Antivehicle mines are targeted at vehicles as the name indicates. However, the mines can also be victim activated, as it can be detonated by being stepped on it or it can be triggered by direct pressure or struck, tripwires, command detonation or finally by a combination of these methods.



Unexploded ordnance

Unexploded ordnance (UXO) are explosive munitions that have been fired, thrown, dropped or launched but have failed to detonate as intended.

UXO include artillery and tank shells, mortar bombs, fuses, grenades, large and small bombs including cluster-munitions, sub-munitions, rockets and missiles.

In areas that have experienced bombing or protracted battles, large quantities of UXO may contaminate the land. In the case of cluster munitions for example, as many as 30 per cent may have failed to explode on impact, and remain a serious hazard for years after conflict.


Abandonned ordnance

Post conflict settings can be the site of arms caches and weapons depots or dumps full of abandoned ordnance (AO).

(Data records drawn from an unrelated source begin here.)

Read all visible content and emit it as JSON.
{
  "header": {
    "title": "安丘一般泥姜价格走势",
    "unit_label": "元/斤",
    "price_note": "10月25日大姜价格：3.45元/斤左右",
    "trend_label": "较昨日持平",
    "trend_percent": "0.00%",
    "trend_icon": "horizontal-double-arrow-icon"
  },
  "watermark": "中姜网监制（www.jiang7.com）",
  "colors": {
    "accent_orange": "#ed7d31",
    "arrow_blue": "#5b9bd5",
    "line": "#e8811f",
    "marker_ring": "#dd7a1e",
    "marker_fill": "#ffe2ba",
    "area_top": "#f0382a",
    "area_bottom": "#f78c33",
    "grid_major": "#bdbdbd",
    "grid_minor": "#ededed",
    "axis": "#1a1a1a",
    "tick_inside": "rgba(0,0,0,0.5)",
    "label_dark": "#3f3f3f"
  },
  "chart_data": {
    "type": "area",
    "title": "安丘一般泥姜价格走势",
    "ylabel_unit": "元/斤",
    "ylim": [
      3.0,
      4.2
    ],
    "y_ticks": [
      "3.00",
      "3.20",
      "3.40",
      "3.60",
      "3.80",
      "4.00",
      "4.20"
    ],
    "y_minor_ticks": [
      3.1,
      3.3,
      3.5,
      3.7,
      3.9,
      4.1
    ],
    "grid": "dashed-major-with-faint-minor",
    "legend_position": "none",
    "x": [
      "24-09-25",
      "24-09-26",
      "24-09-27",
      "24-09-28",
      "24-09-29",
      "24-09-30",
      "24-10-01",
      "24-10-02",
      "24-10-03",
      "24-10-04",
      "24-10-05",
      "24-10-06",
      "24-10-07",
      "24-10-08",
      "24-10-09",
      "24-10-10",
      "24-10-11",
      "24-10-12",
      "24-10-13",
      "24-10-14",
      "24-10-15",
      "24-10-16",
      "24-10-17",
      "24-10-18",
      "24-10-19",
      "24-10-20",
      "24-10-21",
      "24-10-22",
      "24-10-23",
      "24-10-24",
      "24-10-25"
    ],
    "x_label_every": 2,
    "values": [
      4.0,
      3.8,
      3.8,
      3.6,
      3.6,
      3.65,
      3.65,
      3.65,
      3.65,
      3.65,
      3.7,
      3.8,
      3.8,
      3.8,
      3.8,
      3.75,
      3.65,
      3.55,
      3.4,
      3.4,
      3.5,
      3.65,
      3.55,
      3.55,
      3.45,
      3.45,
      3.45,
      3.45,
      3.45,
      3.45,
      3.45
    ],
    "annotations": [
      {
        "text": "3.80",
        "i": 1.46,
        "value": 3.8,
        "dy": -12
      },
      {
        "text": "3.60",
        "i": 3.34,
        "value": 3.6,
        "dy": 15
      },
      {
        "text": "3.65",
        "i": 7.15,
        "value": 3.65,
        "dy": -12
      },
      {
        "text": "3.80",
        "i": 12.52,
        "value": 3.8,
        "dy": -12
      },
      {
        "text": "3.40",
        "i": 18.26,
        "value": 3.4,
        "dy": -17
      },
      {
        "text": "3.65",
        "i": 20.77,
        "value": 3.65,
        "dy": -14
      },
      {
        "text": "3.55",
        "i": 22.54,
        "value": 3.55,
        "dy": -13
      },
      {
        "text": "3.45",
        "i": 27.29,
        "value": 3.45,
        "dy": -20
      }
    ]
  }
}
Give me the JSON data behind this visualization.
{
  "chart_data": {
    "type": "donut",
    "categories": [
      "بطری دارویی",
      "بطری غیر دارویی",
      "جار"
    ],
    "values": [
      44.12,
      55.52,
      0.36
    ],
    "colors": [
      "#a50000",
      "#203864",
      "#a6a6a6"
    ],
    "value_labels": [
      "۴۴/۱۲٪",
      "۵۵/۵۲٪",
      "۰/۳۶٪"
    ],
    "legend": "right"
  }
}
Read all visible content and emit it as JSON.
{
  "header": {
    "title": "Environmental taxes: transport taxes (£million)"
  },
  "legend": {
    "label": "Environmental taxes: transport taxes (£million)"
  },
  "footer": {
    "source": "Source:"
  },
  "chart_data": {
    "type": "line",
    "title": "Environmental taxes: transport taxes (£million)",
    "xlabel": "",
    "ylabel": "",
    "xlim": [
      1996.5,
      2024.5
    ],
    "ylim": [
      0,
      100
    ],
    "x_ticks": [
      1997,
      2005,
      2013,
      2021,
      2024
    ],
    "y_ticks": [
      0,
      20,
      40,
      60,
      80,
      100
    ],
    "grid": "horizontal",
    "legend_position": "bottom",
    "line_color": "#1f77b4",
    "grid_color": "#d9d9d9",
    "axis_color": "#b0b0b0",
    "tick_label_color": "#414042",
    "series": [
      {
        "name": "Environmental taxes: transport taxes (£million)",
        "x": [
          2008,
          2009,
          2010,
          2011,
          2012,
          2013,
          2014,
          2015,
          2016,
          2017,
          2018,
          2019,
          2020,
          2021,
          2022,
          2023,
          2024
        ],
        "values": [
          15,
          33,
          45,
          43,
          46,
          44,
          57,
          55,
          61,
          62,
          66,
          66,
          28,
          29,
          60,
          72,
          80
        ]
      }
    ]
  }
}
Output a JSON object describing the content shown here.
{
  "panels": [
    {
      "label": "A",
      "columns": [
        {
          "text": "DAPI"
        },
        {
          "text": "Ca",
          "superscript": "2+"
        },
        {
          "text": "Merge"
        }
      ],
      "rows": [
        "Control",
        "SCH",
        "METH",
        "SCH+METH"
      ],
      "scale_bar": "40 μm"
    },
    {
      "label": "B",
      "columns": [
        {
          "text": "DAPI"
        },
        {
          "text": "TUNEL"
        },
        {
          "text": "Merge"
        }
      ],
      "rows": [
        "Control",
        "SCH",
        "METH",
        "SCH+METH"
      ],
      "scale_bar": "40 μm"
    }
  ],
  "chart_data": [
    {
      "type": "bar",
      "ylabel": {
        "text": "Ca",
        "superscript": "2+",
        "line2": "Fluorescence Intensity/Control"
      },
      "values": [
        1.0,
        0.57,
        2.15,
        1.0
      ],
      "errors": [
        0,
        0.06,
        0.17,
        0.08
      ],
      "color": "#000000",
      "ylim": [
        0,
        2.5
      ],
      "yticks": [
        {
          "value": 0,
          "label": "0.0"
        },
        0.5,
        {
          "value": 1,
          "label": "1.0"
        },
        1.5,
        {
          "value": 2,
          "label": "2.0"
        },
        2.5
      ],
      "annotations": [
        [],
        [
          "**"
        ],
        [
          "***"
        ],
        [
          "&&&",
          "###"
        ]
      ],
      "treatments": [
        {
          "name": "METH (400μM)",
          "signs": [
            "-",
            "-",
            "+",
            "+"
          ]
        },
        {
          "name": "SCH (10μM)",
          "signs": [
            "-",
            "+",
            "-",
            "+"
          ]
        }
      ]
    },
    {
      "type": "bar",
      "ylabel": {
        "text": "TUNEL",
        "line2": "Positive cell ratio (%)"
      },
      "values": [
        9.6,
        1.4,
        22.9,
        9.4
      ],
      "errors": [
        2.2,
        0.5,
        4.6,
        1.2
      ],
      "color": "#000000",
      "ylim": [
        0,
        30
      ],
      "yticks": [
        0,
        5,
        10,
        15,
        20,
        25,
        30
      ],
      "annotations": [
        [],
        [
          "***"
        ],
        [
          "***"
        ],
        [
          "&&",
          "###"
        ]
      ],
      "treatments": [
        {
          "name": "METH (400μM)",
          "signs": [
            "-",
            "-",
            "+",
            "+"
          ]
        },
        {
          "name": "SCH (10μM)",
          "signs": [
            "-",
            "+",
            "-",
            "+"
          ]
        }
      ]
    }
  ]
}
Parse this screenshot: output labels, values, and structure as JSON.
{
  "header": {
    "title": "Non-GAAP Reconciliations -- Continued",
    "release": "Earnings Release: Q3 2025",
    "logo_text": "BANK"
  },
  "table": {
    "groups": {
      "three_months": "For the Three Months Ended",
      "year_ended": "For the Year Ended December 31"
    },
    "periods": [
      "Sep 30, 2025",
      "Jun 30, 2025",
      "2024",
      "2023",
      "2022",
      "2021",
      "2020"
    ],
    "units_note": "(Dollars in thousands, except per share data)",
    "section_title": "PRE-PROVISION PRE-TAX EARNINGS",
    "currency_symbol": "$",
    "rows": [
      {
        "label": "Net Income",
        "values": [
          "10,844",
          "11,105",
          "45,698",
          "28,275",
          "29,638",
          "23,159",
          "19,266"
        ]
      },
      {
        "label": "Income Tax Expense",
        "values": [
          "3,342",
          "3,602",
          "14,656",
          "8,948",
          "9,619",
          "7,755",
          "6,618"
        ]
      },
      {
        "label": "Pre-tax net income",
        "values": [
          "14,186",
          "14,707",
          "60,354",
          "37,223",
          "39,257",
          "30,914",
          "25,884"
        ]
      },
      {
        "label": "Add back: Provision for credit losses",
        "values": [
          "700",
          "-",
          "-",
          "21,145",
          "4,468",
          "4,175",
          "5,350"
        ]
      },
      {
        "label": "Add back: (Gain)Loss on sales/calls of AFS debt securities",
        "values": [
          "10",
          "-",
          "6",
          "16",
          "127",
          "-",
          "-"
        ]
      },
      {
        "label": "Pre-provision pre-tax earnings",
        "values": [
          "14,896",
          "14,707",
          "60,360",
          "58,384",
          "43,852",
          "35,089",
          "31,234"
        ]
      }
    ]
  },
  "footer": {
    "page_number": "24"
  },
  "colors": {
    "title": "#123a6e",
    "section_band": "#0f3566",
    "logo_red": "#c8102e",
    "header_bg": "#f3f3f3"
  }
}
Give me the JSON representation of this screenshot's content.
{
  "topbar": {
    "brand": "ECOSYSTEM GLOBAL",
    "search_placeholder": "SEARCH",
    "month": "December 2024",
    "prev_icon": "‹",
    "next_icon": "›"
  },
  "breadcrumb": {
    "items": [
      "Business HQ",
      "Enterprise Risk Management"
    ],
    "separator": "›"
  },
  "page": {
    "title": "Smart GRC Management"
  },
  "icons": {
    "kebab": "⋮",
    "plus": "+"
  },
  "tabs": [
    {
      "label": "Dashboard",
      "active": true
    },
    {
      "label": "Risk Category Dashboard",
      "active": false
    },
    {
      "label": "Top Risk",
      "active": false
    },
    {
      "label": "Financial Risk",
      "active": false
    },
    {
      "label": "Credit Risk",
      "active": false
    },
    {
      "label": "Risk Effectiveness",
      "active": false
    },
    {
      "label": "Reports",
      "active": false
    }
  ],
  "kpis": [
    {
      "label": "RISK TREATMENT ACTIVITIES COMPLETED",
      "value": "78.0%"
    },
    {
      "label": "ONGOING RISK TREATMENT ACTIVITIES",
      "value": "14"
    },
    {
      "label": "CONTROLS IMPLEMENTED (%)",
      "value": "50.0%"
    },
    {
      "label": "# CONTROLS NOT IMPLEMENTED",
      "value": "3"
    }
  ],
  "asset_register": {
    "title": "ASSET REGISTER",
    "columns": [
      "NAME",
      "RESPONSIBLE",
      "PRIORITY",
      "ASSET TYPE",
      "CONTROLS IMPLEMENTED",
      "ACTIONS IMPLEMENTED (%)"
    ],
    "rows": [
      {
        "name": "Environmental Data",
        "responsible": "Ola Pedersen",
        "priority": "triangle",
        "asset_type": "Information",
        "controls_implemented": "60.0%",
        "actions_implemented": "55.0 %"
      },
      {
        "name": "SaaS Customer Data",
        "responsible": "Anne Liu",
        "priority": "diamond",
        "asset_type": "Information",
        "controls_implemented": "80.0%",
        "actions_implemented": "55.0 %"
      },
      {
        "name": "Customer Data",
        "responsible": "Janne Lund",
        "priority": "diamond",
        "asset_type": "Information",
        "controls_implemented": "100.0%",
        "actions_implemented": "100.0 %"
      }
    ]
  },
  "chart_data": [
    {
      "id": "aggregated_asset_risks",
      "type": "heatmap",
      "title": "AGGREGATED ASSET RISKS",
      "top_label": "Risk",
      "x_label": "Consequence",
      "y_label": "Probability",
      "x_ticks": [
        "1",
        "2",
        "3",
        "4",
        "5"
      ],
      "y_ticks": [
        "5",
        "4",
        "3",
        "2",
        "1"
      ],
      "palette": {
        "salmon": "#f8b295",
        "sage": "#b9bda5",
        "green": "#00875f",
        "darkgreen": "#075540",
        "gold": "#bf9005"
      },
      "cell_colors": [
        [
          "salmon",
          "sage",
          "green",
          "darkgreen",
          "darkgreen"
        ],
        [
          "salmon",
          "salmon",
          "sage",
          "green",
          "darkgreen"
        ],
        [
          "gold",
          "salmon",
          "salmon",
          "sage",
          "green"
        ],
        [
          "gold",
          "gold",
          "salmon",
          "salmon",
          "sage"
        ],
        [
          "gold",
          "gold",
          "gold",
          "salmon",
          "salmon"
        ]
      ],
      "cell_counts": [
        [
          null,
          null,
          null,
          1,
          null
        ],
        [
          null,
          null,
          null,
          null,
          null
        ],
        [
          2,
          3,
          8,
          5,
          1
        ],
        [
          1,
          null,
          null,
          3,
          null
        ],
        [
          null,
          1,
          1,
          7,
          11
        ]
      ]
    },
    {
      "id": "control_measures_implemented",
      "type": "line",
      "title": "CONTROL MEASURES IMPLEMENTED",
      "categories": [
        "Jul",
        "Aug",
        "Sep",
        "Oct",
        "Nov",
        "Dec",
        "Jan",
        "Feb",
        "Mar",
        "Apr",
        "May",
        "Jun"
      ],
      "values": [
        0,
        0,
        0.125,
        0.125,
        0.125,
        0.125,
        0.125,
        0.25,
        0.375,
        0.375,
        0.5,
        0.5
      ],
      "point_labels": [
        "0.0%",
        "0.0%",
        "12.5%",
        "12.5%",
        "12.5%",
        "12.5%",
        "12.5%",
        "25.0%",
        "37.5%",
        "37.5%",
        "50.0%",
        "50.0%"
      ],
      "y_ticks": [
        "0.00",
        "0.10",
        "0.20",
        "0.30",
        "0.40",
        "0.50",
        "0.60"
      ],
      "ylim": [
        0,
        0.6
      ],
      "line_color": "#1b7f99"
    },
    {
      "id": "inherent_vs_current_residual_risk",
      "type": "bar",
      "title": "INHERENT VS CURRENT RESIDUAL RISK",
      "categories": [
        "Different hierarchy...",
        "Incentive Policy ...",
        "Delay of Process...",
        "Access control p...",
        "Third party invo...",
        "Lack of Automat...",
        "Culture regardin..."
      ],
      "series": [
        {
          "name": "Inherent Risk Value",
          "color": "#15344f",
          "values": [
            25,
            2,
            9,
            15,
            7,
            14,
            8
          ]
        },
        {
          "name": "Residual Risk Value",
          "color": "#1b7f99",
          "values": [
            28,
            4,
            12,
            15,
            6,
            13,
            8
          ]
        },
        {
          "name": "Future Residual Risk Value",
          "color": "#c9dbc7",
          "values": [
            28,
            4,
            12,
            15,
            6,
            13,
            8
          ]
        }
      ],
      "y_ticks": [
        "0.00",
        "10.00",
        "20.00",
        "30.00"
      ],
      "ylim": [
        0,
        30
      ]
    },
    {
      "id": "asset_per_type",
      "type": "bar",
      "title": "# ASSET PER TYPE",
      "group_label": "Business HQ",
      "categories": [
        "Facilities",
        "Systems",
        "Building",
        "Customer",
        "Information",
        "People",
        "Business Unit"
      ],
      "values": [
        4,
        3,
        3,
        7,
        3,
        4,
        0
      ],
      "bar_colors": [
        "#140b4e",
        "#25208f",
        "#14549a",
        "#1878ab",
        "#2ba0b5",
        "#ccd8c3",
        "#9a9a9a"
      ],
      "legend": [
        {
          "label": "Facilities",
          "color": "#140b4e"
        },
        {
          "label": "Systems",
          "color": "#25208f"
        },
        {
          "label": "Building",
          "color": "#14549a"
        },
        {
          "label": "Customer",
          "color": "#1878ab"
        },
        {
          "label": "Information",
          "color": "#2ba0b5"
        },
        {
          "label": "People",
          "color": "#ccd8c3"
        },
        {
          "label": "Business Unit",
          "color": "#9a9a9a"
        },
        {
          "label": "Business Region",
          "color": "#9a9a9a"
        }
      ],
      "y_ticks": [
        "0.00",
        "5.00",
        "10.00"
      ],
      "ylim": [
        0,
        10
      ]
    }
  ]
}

AO is ordnance that has not been used, but is no longer in the control of any particular force. AO could include mortars, grenades, bombs, rockets, bullets, artillery shells and so on.

Caches of abandoned ordnance and poorly secured or maintained stockpiled munitions, sometimes located in or near communities, in military buildings, public buildings, and school houses and so on, can produce catastrophic explosions.


Booby traps

An Improvised Explosive Device (IED) is a manually placed explosive device, normally home-made and adapted in some way to kill, injure, damage property or create terror.
Often UXO or abandoned munitions are modified to construct IEDs, which can then be detonated accidentally by the victim, by remote means (radio controlled, command wire) or automatically after a period of time.
A booby-trap is an explosive or non-explosive device, deliberately placed to cause casualties when an apparently harmless object is disturbed or a normally safe act is performed, like opening a door or turning on a television.
Almost any object can be made into an innocent-looking booby-trap. The most common are those that appear attractive or curious, such as a packet of cigarettes, a television, or a toy.